Conference on Cooperation Between State and Religious Organizations in Education

28.10.2002 · English, Архив 2002  

CONFERENCE ON COOPERATION BETWEEN STATE AND RELIGIOUS ORGANIZATIONS IN EDUCATION

A conference on Cooperation Between State and Religious Organization in Education was held on October 10-11, 2002, in Moscow and Sergiyev Posad. It was organized by the Presidential Envoys for the Central, Transvolga and South Federal Regions, the Ministry of Education, the State Duma Committee for Public and Religious Organizations and the Interreligious Council in Russia.

The meeting was opened by G. Poltavchenko, Presidential Envoy for the Central Federal Region. “It is impossible to build a law-governed state, using only economic levers and power structures”, he said, adding, “It is necessary to develop civil society institutes of which religious organizations are integral part”. He also noted that a considerable part of the population supported the idea to include Basic Orthodox Culture in the list of school disciplines meeting the standards of the Russian Federation Ministry of Education.

S. Kiriyenko, Presidential Envoy for the Transvolga Federal Region, described education as an area of joint responsibility and actions for the Russian state and religious organizations. He emphasized that the state’s concern for education should not be confined to the material support of the educational process. Education is the formation of the principles of life, he said, noting that at present the curricula are based latently on the values of atheistic worldview.

The participants received a message of greetings from V. Kazantsev, Presidential Envoy for the Southern Federal Region.

Metropolitan Kirill of Smolensk and Kaliningrad read out a message of greetings from His Holiness Patriarch Alexy of Moscow and All Russia. In his speech, he stated that the secular nature of a state did not mean the domination of an atheistic ideology. “The secular school is a school free from clerical power, rather than a school silent about the existence of religious convictions”, he said. He also proposed to introduce basic Orthodox, Islamic, Buddhist or Judaic religious cultures to the curriculum of secondary schools in areas with predominant population of a particular religion as a regional component of education. The right combination of general educational standards with the regional religious component of education will help cultivate tolerance among schoolchildren. “An Orthodox child in Tatarstan will be interests to know what is the mosques standing next to his place and who are the Moslems with which he lives”, Metropolitan Kirill believes.

Among the speakers were also Metropolitan Sergiy of Solnechnogorsk in his capacity of cochairman of the Coordination Committee of the Education Ministry and the Moscow Patriarchate, representatives of traditional religious organizations, statesmen, scholars and teachers. Metropolitan Sergiy stated that our ancestors and spiritual teachers had the right to stay in the people’s memory, and the generations to come could not be deprived of the right to preserve their national identity and to develop their spirituality.

The Participants discussed education for tolerance and respect for other nations and faiths, as well as measures for preventing religious extremism and interreligious conflicts.
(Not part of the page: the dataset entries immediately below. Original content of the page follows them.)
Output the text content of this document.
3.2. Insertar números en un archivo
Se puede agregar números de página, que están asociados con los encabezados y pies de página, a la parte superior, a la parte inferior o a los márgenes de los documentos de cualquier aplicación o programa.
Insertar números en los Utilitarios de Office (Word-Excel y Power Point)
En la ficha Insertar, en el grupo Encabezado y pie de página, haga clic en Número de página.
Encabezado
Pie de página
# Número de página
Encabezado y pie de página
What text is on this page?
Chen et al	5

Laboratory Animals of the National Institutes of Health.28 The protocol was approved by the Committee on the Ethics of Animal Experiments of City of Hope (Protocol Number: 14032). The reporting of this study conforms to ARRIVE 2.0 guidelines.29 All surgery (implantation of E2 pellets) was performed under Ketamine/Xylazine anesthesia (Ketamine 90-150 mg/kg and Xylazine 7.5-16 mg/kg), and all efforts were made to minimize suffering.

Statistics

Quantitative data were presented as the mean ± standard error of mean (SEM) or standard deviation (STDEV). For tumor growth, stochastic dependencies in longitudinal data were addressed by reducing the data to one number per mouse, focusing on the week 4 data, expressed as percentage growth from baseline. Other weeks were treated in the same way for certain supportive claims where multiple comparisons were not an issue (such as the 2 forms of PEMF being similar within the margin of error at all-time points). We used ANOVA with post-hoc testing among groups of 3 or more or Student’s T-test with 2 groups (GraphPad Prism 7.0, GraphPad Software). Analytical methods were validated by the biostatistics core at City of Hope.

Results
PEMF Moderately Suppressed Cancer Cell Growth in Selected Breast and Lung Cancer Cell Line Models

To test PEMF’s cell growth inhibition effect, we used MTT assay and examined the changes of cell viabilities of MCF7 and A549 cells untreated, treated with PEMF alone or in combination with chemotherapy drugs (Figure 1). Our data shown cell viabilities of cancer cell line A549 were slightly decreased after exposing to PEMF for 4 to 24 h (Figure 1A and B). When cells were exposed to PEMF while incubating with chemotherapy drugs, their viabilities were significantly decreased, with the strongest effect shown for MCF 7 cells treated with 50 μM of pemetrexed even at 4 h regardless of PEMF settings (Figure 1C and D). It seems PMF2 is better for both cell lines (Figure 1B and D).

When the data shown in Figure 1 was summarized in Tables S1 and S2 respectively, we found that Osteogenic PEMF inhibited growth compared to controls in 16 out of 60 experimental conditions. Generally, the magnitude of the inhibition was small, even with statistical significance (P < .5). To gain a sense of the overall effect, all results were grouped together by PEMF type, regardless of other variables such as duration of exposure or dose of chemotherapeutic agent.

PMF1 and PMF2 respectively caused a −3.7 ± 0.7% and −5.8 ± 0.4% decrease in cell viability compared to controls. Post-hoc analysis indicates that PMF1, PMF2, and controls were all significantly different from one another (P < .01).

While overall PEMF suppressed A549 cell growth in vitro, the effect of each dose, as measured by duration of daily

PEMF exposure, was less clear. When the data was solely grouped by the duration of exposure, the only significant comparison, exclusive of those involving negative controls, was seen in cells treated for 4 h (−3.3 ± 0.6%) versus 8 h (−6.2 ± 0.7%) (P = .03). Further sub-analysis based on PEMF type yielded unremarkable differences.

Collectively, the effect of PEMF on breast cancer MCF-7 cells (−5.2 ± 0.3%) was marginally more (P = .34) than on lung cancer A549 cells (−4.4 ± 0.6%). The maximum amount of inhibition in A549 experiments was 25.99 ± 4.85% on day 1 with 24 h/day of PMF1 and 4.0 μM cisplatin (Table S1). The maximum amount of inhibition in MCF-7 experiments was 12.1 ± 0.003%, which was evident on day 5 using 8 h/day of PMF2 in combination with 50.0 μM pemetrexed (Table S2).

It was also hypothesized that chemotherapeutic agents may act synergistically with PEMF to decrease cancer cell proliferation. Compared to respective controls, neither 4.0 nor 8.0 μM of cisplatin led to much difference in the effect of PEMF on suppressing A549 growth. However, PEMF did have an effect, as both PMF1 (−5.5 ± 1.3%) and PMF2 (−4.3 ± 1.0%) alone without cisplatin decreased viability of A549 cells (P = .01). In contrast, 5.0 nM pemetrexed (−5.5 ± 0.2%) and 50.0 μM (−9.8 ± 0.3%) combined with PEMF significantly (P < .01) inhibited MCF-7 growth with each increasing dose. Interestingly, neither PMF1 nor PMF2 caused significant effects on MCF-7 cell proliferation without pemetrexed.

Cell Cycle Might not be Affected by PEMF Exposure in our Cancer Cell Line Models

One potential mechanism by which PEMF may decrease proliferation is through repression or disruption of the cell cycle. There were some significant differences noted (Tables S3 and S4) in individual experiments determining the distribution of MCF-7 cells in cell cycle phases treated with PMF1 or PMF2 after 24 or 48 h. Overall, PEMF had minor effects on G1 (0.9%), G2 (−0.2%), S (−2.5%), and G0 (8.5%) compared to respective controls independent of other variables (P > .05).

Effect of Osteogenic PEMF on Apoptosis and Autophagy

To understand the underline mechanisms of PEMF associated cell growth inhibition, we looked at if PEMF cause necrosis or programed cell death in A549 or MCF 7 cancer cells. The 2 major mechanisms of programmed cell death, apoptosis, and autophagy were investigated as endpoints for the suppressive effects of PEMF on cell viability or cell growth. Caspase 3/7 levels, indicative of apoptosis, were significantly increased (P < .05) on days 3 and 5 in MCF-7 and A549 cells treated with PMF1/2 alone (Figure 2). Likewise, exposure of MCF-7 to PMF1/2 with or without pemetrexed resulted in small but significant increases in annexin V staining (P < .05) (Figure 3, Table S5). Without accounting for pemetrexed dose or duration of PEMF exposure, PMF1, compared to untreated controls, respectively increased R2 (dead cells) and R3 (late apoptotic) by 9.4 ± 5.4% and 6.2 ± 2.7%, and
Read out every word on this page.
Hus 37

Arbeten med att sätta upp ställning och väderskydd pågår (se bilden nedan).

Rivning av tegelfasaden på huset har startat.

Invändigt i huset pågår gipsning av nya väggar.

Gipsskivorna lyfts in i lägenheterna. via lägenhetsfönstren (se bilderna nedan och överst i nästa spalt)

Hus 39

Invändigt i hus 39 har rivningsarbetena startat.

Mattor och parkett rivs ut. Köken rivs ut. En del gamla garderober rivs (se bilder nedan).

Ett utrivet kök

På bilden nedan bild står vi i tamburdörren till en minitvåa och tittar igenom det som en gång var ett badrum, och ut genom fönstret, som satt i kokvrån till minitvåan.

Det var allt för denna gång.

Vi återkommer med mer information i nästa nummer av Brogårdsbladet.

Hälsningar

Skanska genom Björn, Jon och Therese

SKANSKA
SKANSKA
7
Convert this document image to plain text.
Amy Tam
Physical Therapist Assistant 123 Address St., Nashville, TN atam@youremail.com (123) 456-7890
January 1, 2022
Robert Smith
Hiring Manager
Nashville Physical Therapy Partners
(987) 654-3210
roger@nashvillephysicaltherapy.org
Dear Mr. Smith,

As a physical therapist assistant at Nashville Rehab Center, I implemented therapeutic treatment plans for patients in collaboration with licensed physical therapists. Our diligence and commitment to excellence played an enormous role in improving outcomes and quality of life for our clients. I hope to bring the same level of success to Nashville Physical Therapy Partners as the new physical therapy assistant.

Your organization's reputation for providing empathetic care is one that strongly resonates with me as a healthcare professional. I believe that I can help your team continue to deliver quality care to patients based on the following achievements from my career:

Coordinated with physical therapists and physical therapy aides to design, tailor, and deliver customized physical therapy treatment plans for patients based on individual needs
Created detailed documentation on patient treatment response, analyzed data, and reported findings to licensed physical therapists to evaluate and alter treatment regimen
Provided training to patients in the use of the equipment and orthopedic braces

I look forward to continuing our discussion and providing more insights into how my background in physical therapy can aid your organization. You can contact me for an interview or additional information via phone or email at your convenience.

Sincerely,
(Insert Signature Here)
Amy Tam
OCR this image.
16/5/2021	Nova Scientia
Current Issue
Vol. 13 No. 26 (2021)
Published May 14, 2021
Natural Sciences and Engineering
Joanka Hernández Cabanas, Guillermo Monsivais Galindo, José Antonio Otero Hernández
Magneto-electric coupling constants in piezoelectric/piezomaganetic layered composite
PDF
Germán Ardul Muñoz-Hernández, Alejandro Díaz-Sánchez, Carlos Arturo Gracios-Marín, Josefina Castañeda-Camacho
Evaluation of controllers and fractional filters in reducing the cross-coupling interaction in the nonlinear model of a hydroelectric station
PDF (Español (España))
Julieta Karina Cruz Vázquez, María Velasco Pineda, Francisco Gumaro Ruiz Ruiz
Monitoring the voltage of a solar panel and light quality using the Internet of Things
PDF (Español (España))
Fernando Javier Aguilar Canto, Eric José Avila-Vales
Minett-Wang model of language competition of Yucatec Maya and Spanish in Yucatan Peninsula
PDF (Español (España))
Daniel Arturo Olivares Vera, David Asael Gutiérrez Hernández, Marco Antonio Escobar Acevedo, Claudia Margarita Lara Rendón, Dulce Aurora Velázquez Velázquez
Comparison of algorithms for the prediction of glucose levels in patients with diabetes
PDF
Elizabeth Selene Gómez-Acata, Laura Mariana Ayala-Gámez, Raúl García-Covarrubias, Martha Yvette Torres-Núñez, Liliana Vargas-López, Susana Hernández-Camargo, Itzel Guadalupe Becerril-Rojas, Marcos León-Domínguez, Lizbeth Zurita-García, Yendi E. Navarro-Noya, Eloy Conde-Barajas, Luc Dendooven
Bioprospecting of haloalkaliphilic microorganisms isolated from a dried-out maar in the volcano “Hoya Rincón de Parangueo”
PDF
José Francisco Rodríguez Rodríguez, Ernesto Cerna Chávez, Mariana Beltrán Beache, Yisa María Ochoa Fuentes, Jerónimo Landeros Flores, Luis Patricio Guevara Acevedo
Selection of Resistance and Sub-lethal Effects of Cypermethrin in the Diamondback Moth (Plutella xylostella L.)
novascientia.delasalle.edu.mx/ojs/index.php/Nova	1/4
The opinion was expressed that religious education can be granted only if children and their parents express their will to get it freely; it does not contradict the secular nature of the Russian education system. The need for the state to support religious education and improve the legislative basis for partnership between the state and religious organizations in education and formation was noted. Among important tasks in cooperation between the state and religious organization is to work together to solve the problems of children’s homelessness, spread of drugs, propaganda of violence and cruelty and the sexual abuse of children.

After the plenary session, the conference continued its work in sections on “State policy in religious education”, “State policy in religious education in the Russian Federation regions”, “Spiritual and moral formation and education”, and “Religious secular education: theology in higher education”.

The conference spent its second day in Sergiyev Posad. At the closing session, a final document was adopted, summarizing the experience of cooperation in education between religious organizations and federal and regional bodies and formulating recommendations for developing cooperation in this field.

On the same day, the members of the conference’s presidium met with the faculty and students of the Moscow Theological Seminary and Academy.